About 150km off the coast of Cabinda (Angola) a classic thrust-belt developed during the Cenomanian (Late Cretaceous). Above a thin salt layer fault-propagation folds and detachment folds with breakthrough faults created a series of closely spaced, west-vergent duplexes with about 15km of shortening during a short time interval. Some of the duplexes were completely decapitated by erosion. Older growth strata were re-eroded and re-deposited again. The seafloor was highly accentuated during deformation with more than 800m of topographic relief and locally more than 40 deg slopes. The belt contracted at a rate of about 5 millimeters per year.

At the edge of the Aptian salt basin close to the abyssal plain an areally much more extensive toe-thrust belt developed from the Late Cretaceous to recent times. The inflated salt reaches thicknesses of several kilometers, anticlines are wide and have a low frequency.
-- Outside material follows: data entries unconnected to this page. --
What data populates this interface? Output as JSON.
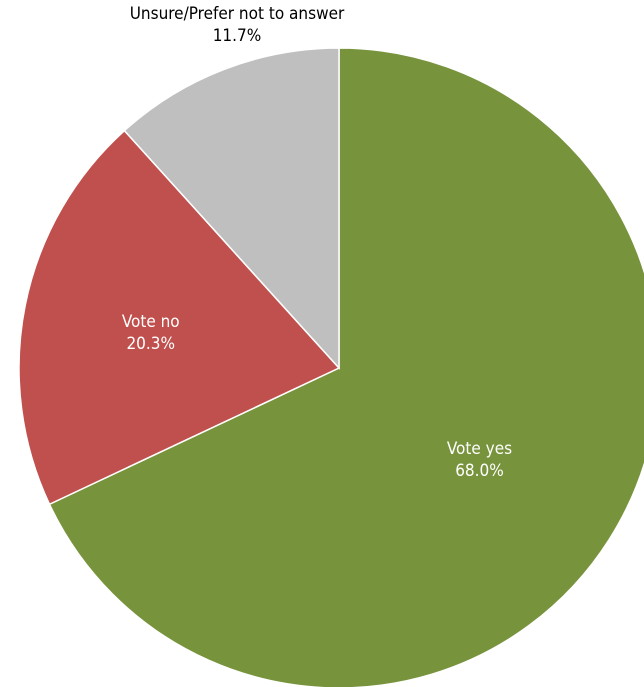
{
  "chart_data": {
    "type": "pie",
    "title": "",
    "slices": [
      {
        "label": "Vote yes",
        "value": 68.0,
        "display": "68.0%",
        "color": "#77933C",
        "label_color": "#ffffff",
        "label_position": "inside"
      },
      {
        "label": "Vote no",
        "value": 20.3,
        "display": "20.3%",
        "color": "#C0504D",
        "label_color": "#ffffff",
        "label_position": "inside"
      },
      {
        "label": "Unsure/Prefer not to answer",
        "value": 11.7,
        "display": "11.7%",
        "color": "#BFBFBF",
        "label_color": "#000000",
        "label_position": "outside"
      }
    ],
    "start_angle": "12 o'clock",
    "direction": "clockwise",
    "slice_border_color": "#ffffff",
    "legend": "none"
  }
}
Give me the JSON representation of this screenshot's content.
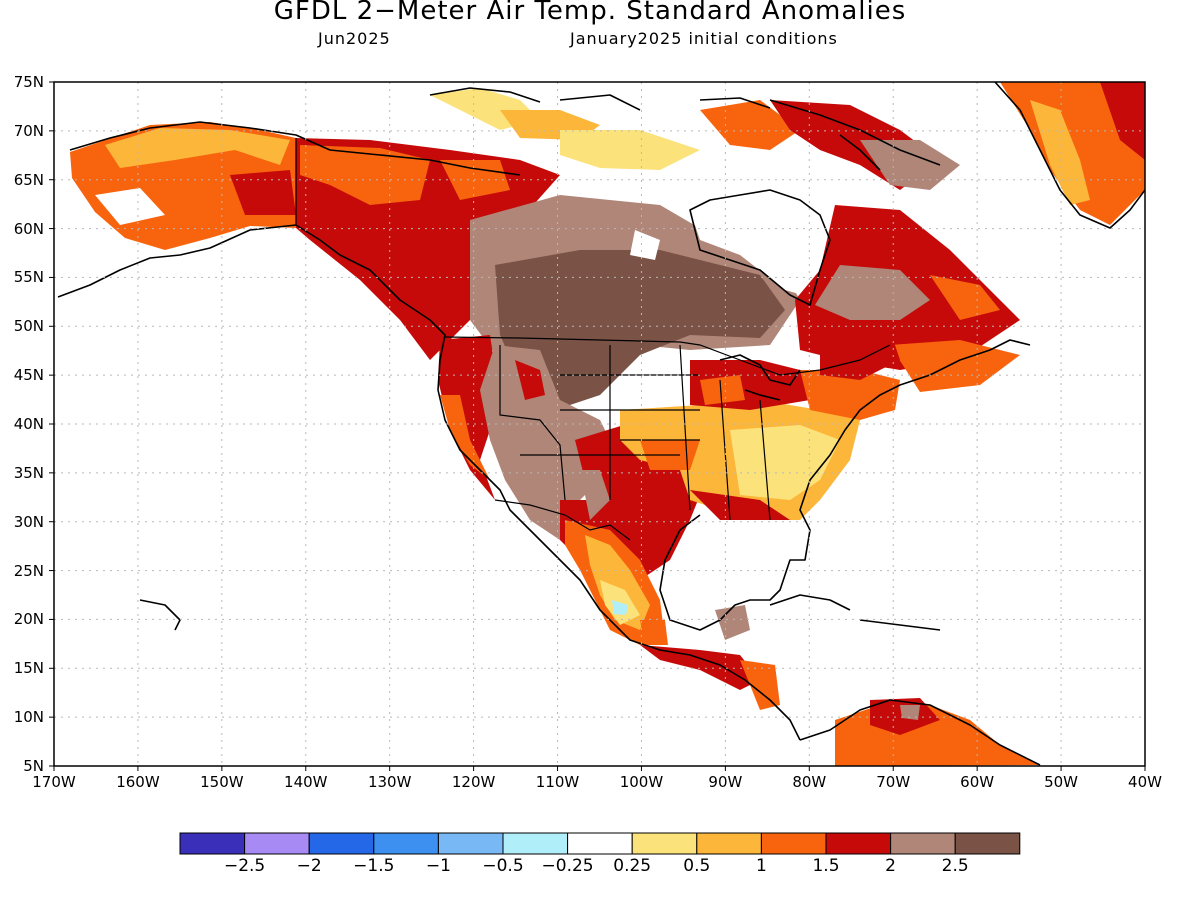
{
  "header": {
    "title": "GFDL 2−Meter Air Temp. Standard Anomalies",
    "target_month": "Jun2025",
    "init": "January2025 initial conditions"
  },
  "axes": {
    "lat_labels": [
      "75N",
      "70N",
      "65N",
      "60N",
      "55N",
      "50N",
      "45N",
      "40N",
      "35N",
      "30N",
      "25N",
      "20N",
      "15N",
      "10N",
      "5N"
    ],
    "lon_labels": [
      "170W",
      "160W",
      "150W",
      "140W",
      "130W",
      "120W",
      "110W",
      "100W",
      "90W",
      "80W",
      "70W",
      "60W",
      "50W",
      "40W"
    ],
    "extent": {
      "lon": [
        -170,
        -40
      ],
      "lat": [
        5,
        75
      ]
    },
    "grid": "dotted"
  },
  "colorbar": {
    "colors": [
      "#3a2fb8",
      "#a88af5",
      "#2468e8",
      "#3d8ff0",
      "#78b8f4",
      "#b0eefa",
      "#ffffff",
      "#fce27a",
      "#fcb63a",
      "#f8640e",
      "#c60a0a",
      "#b08678",
      "#7a5246"
    ],
    "labels": [
      "−2.5",
      "−2",
      "−1.5",
      "−1",
      "−0.5",
      "−0.25",
      "0.25",
      "0.5",
      "1",
      "1.5",
      "2",
      "2.5"
    ]
  },
  "chart_data": {
    "type": "heatmap",
    "variable": "2-meter air temperature standard anomaly",
    "regions": [
      {
        "region": "Alaska interior",
        "category": "1 to 1.5"
      },
      {
        "region": "Northern Alaska coast",
        "category": "0.25 to 1"
      },
      {
        "region": "Yukon / NW Territories",
        "category": "1.5 to 2"
      },
      {
        "region": "Central Canada & northern Plains",
        "category": "> 2.5"
      },
      {
        "region": "Great Basin / Rockies",
        "category": "2 to 2.5"
      },
      {
        "region": "Pacific Northwest",
        "category": "1.5 to 2"
      },
      {
        "region": "California coast",
        "category": "1 to 1.5"
      },
      {
        "region": "Texas / southern Plains",
        "category": "1.5 to 2"
      },
      {
        "region": "Southeast US",
        "category": "0.25 to 1"
      },
      {
        "region": "Northeast US",
        "category": "1 to 1.5"
      },
      {
        "region": "Quebec / Labrador",
        "category": "1.5 to 2.5"
      },
      {
        "region": "Greenland",
        "category": "0.25 to 1.5"
      },
      {
        "region": "Mexico interior",
        "category": "0.25 to 1"
      },
      {
        "region": "Central America",
        "category": "1.5 to 2"
      },
      {
        "region": "Northern South America",
        "category": "1 to 1.5"
      }
    ]
  }
}
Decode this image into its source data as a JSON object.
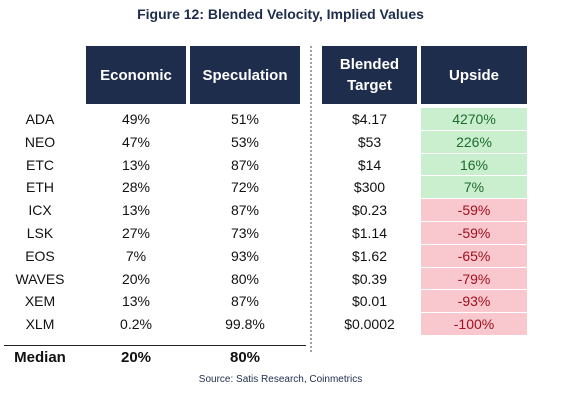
{
  "title": "Figure 12: Blended Velocity, Implied Values",
  "headers": {
    "economic": "Economic",
    "speculation": "Speculation",
    "blended_target_line1": "Blended",
    "blended_target_line2": "Target",
    "upside": "Upside"
  },
  "rows": [
    {
      "name": "ADA",
      "economic": "49%",
      "speculation": "51%",
      "target": "$4.17",
      "upside": "4270%",
      "sign": "pos"
    },
    {
      "name": "NEO",
      "economic": "47%",
      "speculation": "53%",
      "target": "$53",
      "upside": "226%",
      "sign": "pos"
    },
    {
      "name": "ETC",
      "economic": "13%",
      "speculation": "87%",
      "target": "$14",
      "upside": "16%",
      "sign": "pos"
    },
    {
      "name": "ETH",
      "economic": "28%",
      "speculation": "72%",
      "target": "$300",
      "upside": "7%",
      "sign": "pos"
    },
    {
      "name": "ICX",
      "economic": "13%",
      "speculation": "87%",
      "target": "$0.23",
      "upside": "-59%",
      "sign": "neg"
    },
    {
      "name": "LSK",
      "economic": "27%",
      "speculation": "73%",
      "target": "$1.14",
      "upside": "-59%",
      "sign": "neg"
    },
    {
      "name": "EOS",
      "economic": "7%",
      "speculation": "93%",
      "target": "$1.62",
      "upside": "-65%",
      "sign": "neg"
    },
    {
      "name": "WAVES",
      "economic": "20%",
      "speculation": "80%",
      "target": "$0.39",
      "upside": "-79%",
      "sign": "neg"
    },
    {
      "name": "XEM",
      "economic": "13%",
      "speculation": "87%",
      "target": "$0.01",
      "upside": "-93%",
      "sign": "neg"
    },
    {
      "name": "XLM",
      "economic": "0.2%",
      "speculation": "99.8%",
      "target": "$0.0002",
      "upside": "-100%",
      "sign": "neg"
    }
  ],
  "median": {
    "label": "Median",
    "economic": "20%",
    "speculation": "80%"
  },
  "source": "Source: Satis Research, Coinmetrics",
  "colors": {
    "header_bg": "#1f2d4d",
    "positive_bg": "#c9efcf",
    "negative_bg": "#f9c7ce"
  }
}
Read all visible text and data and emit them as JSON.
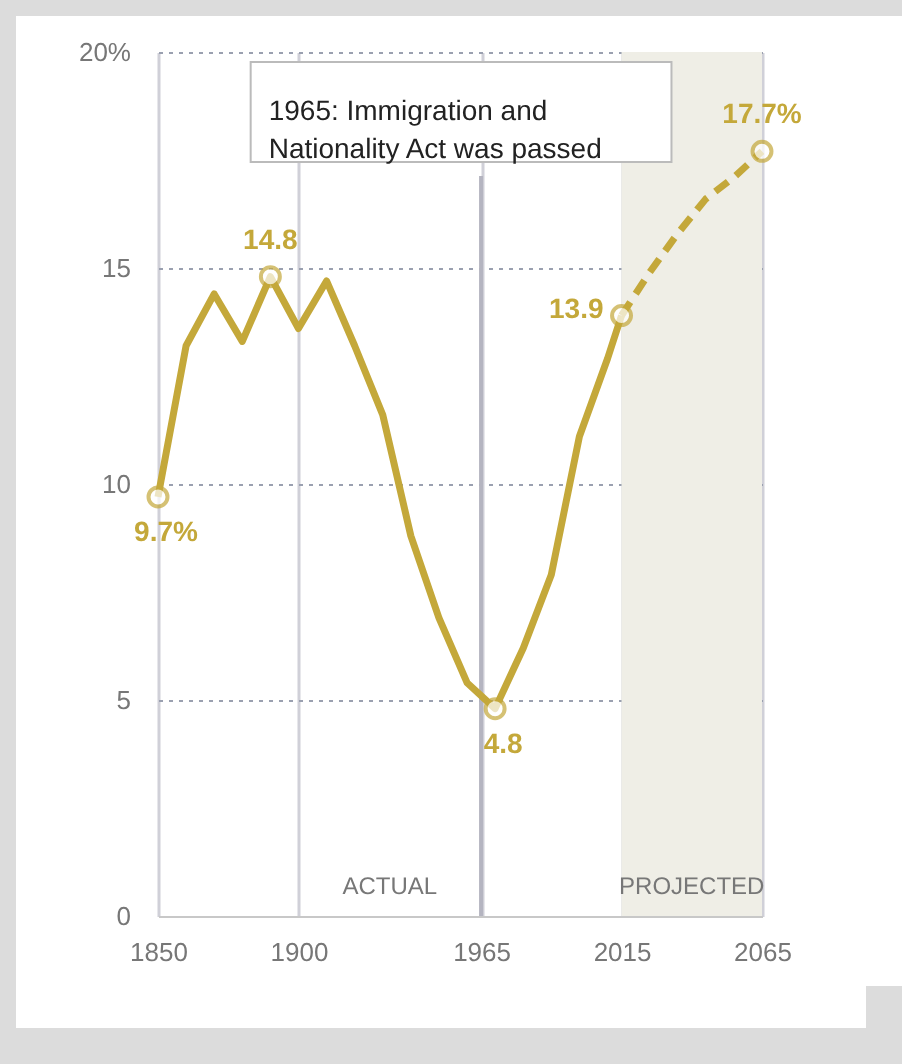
{
  "chart_data": {
    "type": "line",
    "xlim": [
      1850,
      2065
    ],
    "xticks": [
      1850,
      1900,
      1965,
      2015,
      2065
    ],
    "ylim": [
      0,
      20
    ],
    "yticks": [
      0,
      5,
      10,
      15,
      {
        "value": 20,
        "label": "20%"
      }
    ],
    "grid": true,
    "series": [
      {
        "color": "#c4a83a",
        "line_style": "solid",
        "x": [
          1850,
          1860,
          1870,
          1880,
          1890,
          1900,
          1910,
          1920,
          1930,
          1940,
          1950,
          1960,
          1970,
          1980,
          1990,
          2000,
          2010,
          2015
        ],
        "values": [
          9.7,
          13.2,
          14.4,
          13.3,
          14.8,
          13.6,
          14.7,
          13.2,
          11.6,
          8.8,
          6.9,
          5.4,
          4.8,
          6.2,
          7.9,
          11.1,
          12.9,
          13.9
        ],
        "value_labels": [
          "9.7%",
          null,
          null,
          null,
          "14.8",
          null,
          null,
          null,
          null,
          null,
          null,
          null,
          "4.8",
          null,
          null,
          null,
          null,
          "13.9"
        ]
      },
      {
        "color": "#c4a83a",
        "line_style": "dashed",
        "x": [
          2015,
          2025,
          2035,
          2045,
          2055,
          2065
        ],
        "values": [
          13.9,
          14.9,
          15.8,
          16.6,
          17.1,
          17.7
        ],
        "value_labels": [
          null,
          null,
          null,
          null,
          null,
          "17.7%"
        ]
      }
    ],
    "bands": [
      {
        "axis": "x",
        "from": 2015,
        "to": 2065,
        "label": "PROJECTED",
        "color": "#efeee6"
      }
    ],
    "ref_lines": [
      {
        "axis": "x",
        "value": 1965,
        "label": "1965: Immigration and Nationality Act was passed",
        "color": "#b4b4c0"
      }
    ],
    "annotations": [
      "ACTUAL"
    ]
  }
}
Cretaceous and Late Miocene to recent salt canopies account for most of the modest shortening in the northern part, whereas larger shortening further south resulted in a few widely spaced thrusts and related open folds. Deformation in this belt has occurred over a very long time (since Late Cretaceous) but at a rate (<0.5mm/year) about an order of magnitude slower than in the other belt.